Monday, October 3, 2011

Parental behaviours associated with offspring personality traits

Johnson et al. have published an interesting article in the August 2011 edition of The Canadian Journal of Psychiatry (pp. 447-456) in which they describe a nice longitudinal study of 669 families, correlating parenting behaviour with future personality traits in the offspring.

To some degree, studies of this type might seem to be re-examinations of the obvious -- that is, children of friendly, gentle, stable, involved parents are more likely to be healthy and stable themselves.  The thing is, much of this effect is arguably due to heredity rather than parenting.  The genetic factors which influence temperament, mood, personality, etc. are likely to be present in both parents and children--the impact of parenting behaviours themselves are therefore likely to be overestimated.

A good method to tease out these factors would be to study  families with adopted children, provided there is good data about psychological characteristics of the birth parents.  In general studies of this sort have led to the surprising conclusion that genetic factors are quite a bit higher than expected, and parenting factors quite a bit lower.

But this particular study is quite good.  It was longitudinal, following parents and offspring  at various ages during the offspring's childhood years (ages 6, 14, and 16), then following up in the offspring's young adulthood years (ages 22 and 33).  Most importantly, the study carefully assessed parental psychological traits and symptoms, which in my opinion would help control for inherited traits confounding the results.

This article has some problems with lack of clarity in the writing.  It was not exactly clear when the interviews were done (particularly the data from when the children were 6 years old).  Also, in the tables, various items (such as "high praise and encouragement" in Table 2) are listed twice, with different numbers!  I'm surprised that the writers and editors didn't address these things before publication.  
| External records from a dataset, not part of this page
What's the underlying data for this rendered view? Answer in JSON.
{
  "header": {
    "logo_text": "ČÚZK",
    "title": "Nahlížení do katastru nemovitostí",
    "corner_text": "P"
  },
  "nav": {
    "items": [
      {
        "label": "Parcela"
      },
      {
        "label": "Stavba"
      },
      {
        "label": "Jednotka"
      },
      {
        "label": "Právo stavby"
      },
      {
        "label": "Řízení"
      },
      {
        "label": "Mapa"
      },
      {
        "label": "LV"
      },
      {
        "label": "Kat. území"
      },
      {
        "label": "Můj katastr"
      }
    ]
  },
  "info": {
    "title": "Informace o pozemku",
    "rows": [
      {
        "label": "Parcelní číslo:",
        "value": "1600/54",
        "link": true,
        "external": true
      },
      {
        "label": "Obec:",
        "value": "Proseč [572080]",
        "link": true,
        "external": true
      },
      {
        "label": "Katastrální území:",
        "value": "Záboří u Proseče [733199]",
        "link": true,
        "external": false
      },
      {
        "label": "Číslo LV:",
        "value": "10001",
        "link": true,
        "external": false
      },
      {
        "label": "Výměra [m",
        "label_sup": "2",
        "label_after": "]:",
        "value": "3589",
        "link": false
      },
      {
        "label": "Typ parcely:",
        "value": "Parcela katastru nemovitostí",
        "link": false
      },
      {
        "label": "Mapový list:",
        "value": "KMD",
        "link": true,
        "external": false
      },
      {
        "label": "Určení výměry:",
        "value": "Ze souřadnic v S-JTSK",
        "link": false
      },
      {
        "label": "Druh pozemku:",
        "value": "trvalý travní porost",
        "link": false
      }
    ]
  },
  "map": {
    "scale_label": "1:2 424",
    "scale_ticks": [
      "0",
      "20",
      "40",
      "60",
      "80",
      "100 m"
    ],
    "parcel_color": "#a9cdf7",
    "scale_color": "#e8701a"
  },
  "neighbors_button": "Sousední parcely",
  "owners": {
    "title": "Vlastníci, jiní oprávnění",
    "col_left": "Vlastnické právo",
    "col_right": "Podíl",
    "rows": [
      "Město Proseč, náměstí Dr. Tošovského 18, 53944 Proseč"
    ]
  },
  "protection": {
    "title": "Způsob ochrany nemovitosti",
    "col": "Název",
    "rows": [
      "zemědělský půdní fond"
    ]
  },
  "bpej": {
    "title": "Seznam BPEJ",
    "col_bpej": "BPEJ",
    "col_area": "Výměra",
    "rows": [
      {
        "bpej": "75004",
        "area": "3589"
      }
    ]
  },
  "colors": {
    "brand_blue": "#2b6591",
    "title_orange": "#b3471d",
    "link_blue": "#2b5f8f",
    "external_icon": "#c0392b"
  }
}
In any case, the results show that various positive parental behaviours led to substantially reduced risk of future psychological problems in the offspring ("reduced aggregate offspring personality disorder symptoms levels" and "elevated aggregate offspring personality resiliency").  Here are a few examples (some of these things may seem like obvious truths -- but it is important to be reminded about just how important these are):
1) speaking kindly to child
2) being calm, not reactive with child
3) attention and dedication to child
4) raised child without reliance on punishment
5) lots of time spent with child
6) shared enjoyable activities with child
7) high affection toward child
8) good communication with child
9) high praise and encouragement


A few findings might be surprising to some.  For example, "encouragement of offspring autonomy" from fathers actually was associated with a higher risk of offspring psychological problems.

Studies about parenting may seem to have limited relevance to those of us who are not parents, or who are not currently being parented.  But I believe these findings can be generalized:  in a psychodynamic sense, all relationships have at least a partial "parental" quality to them.  We all also have a "parenting role" with ourselves!  This role, and the behaviours or stance we take in this role, are undoubtedly coloured by the type of parenting we have experienced in our childhoods.

Findings of this type encourage us to change our "self-parenting":

1) Speak kindly to self!
2) Be calm and not reactive to self!
3) Be attentive and dedicated with yourself!
4) Be with yourself without reliance on punishment!
5) Spend lots of time with yourself! 
6) Share enjoyable activities with yourself!
7) Have high affection toward self!
8) Communicate well with self!
9) And give self praise and encouragement!

10) If you are accustomed to "encourage autonomy in yourself" a lot, maybe you can give this one a rest.